His voice sounded strangulated as he snarled, ‘Yes, if I’d known she was going to die, I would have said goodbye. I wish I had. It is a very sad end to a long friendship.
‘I think I’ve been as helpful as I feel like being, given your attitude. You’ll have to arrest me to keep me here and since you obviously haven’t the evidence to do that, I’m leaving now.’
‘Just one question,’ Fleming said. ‘Your alibi for Wednesday night?’
He was halfway to the door. ‘Ask any of my employees. Or rather, since most of them are kids who have trouble knowing whether it’s Tuesday or Christmas, ask my secretary. She always knows what I’m doing better than I do myself.’
He left the room.
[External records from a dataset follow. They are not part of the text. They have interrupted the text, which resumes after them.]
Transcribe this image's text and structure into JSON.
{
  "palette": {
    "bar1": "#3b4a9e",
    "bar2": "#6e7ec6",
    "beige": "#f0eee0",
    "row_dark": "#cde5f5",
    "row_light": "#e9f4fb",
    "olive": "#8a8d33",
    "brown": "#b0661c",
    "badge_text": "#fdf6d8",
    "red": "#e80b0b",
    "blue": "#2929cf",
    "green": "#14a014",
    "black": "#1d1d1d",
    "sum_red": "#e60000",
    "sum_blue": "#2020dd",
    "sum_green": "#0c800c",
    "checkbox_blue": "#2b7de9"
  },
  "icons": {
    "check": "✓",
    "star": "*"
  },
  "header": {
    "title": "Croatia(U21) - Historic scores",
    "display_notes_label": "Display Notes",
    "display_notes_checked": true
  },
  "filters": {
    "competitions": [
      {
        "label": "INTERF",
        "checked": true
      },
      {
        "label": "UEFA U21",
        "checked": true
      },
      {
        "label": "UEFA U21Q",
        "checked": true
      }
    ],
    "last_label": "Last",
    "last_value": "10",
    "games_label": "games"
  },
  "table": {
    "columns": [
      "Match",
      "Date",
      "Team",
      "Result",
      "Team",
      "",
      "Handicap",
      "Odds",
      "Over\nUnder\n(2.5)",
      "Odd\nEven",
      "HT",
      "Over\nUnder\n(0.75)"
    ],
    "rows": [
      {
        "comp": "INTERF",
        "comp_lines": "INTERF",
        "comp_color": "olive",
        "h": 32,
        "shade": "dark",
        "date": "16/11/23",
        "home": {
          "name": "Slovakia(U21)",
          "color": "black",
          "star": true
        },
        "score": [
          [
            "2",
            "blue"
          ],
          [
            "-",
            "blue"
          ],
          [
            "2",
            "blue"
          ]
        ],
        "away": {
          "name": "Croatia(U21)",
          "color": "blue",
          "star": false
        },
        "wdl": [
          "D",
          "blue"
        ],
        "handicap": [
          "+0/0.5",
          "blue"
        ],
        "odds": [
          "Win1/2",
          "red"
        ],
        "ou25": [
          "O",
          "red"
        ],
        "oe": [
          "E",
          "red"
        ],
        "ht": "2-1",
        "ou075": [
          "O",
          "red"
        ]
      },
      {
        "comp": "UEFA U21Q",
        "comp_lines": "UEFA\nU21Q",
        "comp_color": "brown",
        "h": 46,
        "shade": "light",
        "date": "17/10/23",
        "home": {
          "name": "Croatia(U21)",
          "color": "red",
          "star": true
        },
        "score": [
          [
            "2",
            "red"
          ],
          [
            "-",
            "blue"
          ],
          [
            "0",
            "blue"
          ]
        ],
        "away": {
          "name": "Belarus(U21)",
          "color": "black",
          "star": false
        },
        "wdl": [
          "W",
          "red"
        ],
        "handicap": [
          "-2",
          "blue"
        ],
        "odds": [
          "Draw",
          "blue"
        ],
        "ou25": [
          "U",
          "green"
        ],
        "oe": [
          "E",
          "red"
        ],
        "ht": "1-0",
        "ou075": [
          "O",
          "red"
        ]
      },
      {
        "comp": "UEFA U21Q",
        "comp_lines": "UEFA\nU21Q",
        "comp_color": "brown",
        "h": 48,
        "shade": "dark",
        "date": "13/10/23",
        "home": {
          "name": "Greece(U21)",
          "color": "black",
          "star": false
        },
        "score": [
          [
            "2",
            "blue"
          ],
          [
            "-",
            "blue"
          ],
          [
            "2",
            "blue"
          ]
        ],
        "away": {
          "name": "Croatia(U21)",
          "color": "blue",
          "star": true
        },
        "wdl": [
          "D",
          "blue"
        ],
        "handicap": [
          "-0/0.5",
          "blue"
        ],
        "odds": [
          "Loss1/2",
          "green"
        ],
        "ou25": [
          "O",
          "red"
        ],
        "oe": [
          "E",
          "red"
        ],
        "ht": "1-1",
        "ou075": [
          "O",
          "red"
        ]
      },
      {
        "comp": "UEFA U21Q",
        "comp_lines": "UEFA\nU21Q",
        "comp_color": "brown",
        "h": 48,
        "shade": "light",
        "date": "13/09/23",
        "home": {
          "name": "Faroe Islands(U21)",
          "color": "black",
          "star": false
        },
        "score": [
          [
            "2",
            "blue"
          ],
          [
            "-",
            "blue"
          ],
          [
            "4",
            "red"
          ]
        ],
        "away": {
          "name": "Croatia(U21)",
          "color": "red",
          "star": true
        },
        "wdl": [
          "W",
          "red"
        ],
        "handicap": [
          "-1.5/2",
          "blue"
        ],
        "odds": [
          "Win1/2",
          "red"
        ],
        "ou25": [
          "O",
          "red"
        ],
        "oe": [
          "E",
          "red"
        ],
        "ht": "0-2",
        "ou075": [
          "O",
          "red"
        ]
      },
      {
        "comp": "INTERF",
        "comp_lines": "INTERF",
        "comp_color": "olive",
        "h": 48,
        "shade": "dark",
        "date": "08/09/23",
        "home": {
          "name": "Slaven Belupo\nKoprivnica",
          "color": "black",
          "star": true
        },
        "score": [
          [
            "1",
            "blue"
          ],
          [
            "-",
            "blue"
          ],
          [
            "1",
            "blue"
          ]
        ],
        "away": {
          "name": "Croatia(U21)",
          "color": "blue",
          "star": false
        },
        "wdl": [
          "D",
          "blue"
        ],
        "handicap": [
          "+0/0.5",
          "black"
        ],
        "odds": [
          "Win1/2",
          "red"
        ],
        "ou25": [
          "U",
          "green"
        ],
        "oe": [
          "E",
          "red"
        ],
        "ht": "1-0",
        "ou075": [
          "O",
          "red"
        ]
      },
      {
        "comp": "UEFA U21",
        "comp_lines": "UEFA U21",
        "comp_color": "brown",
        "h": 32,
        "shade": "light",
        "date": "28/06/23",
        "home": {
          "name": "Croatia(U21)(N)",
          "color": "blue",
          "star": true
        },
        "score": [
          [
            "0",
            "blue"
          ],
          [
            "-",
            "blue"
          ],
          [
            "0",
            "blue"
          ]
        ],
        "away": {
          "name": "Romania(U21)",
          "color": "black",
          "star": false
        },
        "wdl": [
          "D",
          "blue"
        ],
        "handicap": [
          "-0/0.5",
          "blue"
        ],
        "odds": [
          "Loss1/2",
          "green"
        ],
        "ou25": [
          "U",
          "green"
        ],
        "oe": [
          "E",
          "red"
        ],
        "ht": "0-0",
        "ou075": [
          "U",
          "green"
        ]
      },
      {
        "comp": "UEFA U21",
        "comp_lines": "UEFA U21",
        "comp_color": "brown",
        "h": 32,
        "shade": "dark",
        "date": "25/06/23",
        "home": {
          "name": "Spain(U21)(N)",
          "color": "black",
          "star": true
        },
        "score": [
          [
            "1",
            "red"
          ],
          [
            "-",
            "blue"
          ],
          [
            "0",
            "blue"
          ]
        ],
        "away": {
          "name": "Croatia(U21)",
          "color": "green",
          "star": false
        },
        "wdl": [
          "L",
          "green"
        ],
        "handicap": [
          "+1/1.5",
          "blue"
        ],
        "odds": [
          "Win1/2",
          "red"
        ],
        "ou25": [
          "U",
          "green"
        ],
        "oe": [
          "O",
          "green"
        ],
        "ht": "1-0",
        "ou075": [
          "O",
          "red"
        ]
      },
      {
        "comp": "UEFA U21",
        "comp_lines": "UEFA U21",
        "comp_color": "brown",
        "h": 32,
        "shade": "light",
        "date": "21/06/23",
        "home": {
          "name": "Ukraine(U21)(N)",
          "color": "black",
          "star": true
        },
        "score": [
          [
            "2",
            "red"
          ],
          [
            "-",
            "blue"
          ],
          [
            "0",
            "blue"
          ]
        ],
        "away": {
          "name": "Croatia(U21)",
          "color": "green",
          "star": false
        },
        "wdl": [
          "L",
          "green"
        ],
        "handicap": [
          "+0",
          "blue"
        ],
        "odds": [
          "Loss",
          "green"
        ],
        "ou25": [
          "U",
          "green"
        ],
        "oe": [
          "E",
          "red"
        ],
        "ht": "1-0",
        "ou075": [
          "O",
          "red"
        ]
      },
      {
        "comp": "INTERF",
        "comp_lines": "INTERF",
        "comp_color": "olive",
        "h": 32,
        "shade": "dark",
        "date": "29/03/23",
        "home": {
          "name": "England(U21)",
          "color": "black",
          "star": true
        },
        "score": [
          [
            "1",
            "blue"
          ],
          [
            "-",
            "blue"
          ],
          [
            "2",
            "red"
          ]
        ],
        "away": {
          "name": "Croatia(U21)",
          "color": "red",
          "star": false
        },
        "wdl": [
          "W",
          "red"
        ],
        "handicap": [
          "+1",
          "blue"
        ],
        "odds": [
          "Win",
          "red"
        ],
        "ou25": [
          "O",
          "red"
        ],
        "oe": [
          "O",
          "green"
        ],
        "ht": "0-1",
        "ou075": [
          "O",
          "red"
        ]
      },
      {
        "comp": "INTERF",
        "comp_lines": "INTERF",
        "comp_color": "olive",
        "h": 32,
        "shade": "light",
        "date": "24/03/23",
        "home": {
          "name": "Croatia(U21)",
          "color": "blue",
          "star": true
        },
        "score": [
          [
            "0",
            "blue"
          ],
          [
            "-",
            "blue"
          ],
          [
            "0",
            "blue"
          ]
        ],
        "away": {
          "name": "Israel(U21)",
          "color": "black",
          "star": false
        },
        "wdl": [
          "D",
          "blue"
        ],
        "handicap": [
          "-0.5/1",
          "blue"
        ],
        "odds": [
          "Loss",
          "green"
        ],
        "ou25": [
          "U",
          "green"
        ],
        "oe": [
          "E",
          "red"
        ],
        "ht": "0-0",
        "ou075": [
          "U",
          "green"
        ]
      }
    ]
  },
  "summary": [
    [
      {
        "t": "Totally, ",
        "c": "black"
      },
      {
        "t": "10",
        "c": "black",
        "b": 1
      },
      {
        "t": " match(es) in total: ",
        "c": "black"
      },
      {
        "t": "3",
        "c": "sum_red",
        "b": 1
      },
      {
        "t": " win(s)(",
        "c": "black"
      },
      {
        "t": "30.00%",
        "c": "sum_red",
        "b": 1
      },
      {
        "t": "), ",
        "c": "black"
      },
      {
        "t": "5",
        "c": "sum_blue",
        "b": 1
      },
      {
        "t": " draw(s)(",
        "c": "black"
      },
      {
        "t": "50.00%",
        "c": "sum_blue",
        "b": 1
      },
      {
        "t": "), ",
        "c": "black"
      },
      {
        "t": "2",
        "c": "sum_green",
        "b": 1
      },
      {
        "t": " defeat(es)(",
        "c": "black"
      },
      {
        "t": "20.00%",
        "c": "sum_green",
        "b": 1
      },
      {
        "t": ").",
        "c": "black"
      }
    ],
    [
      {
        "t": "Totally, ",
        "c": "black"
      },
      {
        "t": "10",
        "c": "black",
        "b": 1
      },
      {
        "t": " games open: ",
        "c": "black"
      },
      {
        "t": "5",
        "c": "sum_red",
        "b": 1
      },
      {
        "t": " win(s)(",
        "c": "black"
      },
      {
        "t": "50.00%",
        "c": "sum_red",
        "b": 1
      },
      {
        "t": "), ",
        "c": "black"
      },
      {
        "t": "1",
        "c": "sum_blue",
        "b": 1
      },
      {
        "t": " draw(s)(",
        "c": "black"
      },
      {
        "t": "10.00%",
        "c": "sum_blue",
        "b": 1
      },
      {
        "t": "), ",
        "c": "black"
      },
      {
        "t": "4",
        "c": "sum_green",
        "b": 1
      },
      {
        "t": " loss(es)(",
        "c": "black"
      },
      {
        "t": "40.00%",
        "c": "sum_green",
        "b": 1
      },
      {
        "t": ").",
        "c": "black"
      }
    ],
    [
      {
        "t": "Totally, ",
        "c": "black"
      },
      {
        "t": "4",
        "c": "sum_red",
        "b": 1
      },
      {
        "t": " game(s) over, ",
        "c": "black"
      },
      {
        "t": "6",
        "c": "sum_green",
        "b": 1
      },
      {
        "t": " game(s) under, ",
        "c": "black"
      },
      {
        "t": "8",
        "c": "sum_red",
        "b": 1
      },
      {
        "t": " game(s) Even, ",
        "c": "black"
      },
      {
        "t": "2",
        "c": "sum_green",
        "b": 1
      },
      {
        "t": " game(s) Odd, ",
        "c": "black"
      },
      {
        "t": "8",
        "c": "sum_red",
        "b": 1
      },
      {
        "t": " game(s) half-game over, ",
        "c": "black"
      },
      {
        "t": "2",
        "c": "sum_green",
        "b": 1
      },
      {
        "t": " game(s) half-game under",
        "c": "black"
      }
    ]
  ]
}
Fleming said, ‘Mr Lee has terminated the interview,’ for the benefit of the recording and MacNee switched it off.
‘Had that one all ready, didn’t he?’ he said.
‘Oh yes. Think you could get one of your Glasgow pals to send a couple of uniforms round to see his “kids” asap? And tell them not to bother with the secretary – we know what she’s going to say already.’
MacNee gave her a cynical look. ‘And you think the kids won’t back her up? What’s the going rate for an alibi these days – twenty quid?’
Fleming sighed. ‘Right enough. Even so, wouldn’t do any harm to keep up the pressure.’
‘The sort of pressure I’d like to put on that one would involve his windpipe. Remember the good old days when you could take them round the back, no questions asked?’
‘Tam, you shock me!’ Fleming said. But she was grinning as MacNee left.